Вид с балкона - страница 4

стр.

Пессимизм такого рода в лучших образцах современной литературы — явление, видимо, универсальное, как универсальны нравственные проблемы, с которыми сегодня столкнулся весь цивилизованный мир. Вспомним в этой связи хотя бы трилогию Ю. Бондарева («Берег», «Выбор», «Игра»), «Белый пароход» Ч. Айтматова, роман «Другая жизнь» Ю. Трифонова или — пример уже совсем с другого континента — «Осень патриарха» Гарсиа Маркеса.

Рискну заявить, что место итальянца Альдо Пазетти, безусловно, в этом ряду.


Жил да был… отец — такой традиционно сказочный, но в то же время достаточно модернизированный зачин вполне бы вписался в начальные страницы романа «Вид с балкона», когда Энрико — отец «смотрел вдаль на сельский пейзаж, всегда один и тот же и беспрестанно меняющийся, одновременно унылый и радостный. Дома, прочные, как соборы, деревянные вилы, прислоненные к стене, ряды неуклюжих гусеничных косилок, дым из печных труб и от подожженной стерни, неторопливая поступь сеятелей, стада, бредущие в село с водопоя…

Мирная сельская картина, в которой, казалось, запечатлены истинные ценности, быть может единственные в жизни. Запечатлены выпукло, словно художник не написал, а изваял этот пейзаж. А человеческие фигуры — мужчины, женщины, дети, собравшиеся на вечернюю трапезу (их крики доносились снизу нестройным хором), — казались сошедшими с полотна Брейгеля».

Но пусть не обманет читателя эта идиллическая картина наполненного гармонией бытия, пусть не ждет он рассказа об отце, который, как это принято во всех историях, начинающихся с «жил да был…», пройдя через таинственные и многотрудные испытания, выйдет из них победителем и на пороге дома обнимет радостно бросившегося к нему сына!

«Вид с балкона» — роман жестокий, как жестока современная — с возросшим почти до бесконечности углом съемки — видеокамера, автоматически невозмутимо фиксирующая все происходящее вокруг. Это и есть «балкон» Пазетти — «огромный, — по определению самого автора, — глаз, пристально наблюдающий за жизнью». Заявка на реализм очевидна, и писатель блестяще воплощает ее: новаторски, ярко, с проникновением в самые глубины психологии нового чудовищного порождения современного капитализма, имя которому — терроризм.

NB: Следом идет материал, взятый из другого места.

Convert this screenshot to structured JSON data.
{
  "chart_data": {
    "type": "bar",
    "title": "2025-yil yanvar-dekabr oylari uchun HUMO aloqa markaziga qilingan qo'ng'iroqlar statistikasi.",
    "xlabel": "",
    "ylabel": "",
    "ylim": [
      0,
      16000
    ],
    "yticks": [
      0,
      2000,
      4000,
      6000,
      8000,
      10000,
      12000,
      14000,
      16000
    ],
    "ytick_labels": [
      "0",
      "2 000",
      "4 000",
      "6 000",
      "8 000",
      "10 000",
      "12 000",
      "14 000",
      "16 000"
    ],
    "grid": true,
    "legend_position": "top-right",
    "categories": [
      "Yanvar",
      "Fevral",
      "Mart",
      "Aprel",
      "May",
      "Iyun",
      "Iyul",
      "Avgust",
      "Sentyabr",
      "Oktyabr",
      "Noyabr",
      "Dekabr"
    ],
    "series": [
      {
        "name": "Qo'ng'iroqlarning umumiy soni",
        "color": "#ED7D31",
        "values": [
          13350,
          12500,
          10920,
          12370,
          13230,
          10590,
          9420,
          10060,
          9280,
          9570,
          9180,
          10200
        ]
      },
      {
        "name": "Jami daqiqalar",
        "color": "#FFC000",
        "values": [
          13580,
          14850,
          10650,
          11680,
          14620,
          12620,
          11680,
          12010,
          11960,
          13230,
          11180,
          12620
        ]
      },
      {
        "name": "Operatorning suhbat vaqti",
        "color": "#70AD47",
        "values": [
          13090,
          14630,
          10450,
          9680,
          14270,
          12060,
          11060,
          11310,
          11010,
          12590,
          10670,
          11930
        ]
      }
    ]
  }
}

Не будем забывать: роман вышел в свет в 1974 году, когда в атмосфере всеобщей растерянности перед лицом страшных преступлений и в западной публицистике, и в политологии, и в культуре широкое хождение получают определения, по сути ничего не определяющие: «терроризм, не поддающийся расшифровке», «терроризм в чистом виде», «терроризм ради терроризма». Альдо Пазетти одним из первых — и в этом его писательское провидение — воспринял терроризм как уже утвердившуюся реальность, вскрыл и психологически точно обосновал его неизбежно трагические последствия.

Сейчас, когда в разных странах мира образовались целые библиотеки книг, посвященных терроризму, приходится лишь удивляться и восхищаться тем, как уже в начале 70-х годов, не имея сегодняшнего обильного фактического материала, писатель точно угадал типажи террористов, предсказав даже мелкие «технические» детали, которые всплыли лишь в результате многолетнего и опасного труда сотен следователей.

«В истории бывают периоды, когда объективные условия созрели для коренных изменений в обществе, а сил у прогрессивных классов недостаточно, чтобы произвести их… Тогда общество гниет, и это гниение затягивается иногда на целые десятилетия».[4] Это замечание В. И. Ленина как нельзя лучше подходит для определения сегодняшней обстановки в Италии, которая в своих современных чертах начала складываться еще в первые послевоенные годы.

Не имея места для широкого анализа ситуации, укажу лишь на то, что в результате постоянного (хотя, разумеется, этот процесс не был ни прямолинейным, ни легким) продвижения вперед демократических сил, возглавляемых коммунистической партией, повсеместно в стране укоренились мощные и активные очаги оппозиции официальным властям — оппозиции, оказывающей реальное влияние на выработку и реализацию политического курса страны. В результате создалось и сохраняется уже долгие годы весьма хрупкое равновесие сил, когда главная правящая партия — Христианско-демократическая (ХДП) — лишь на несколько процентов голосов опережает центральную оппозиционную силу — коммунистов (ИКП), которых поддерживает примерно треть избирателей.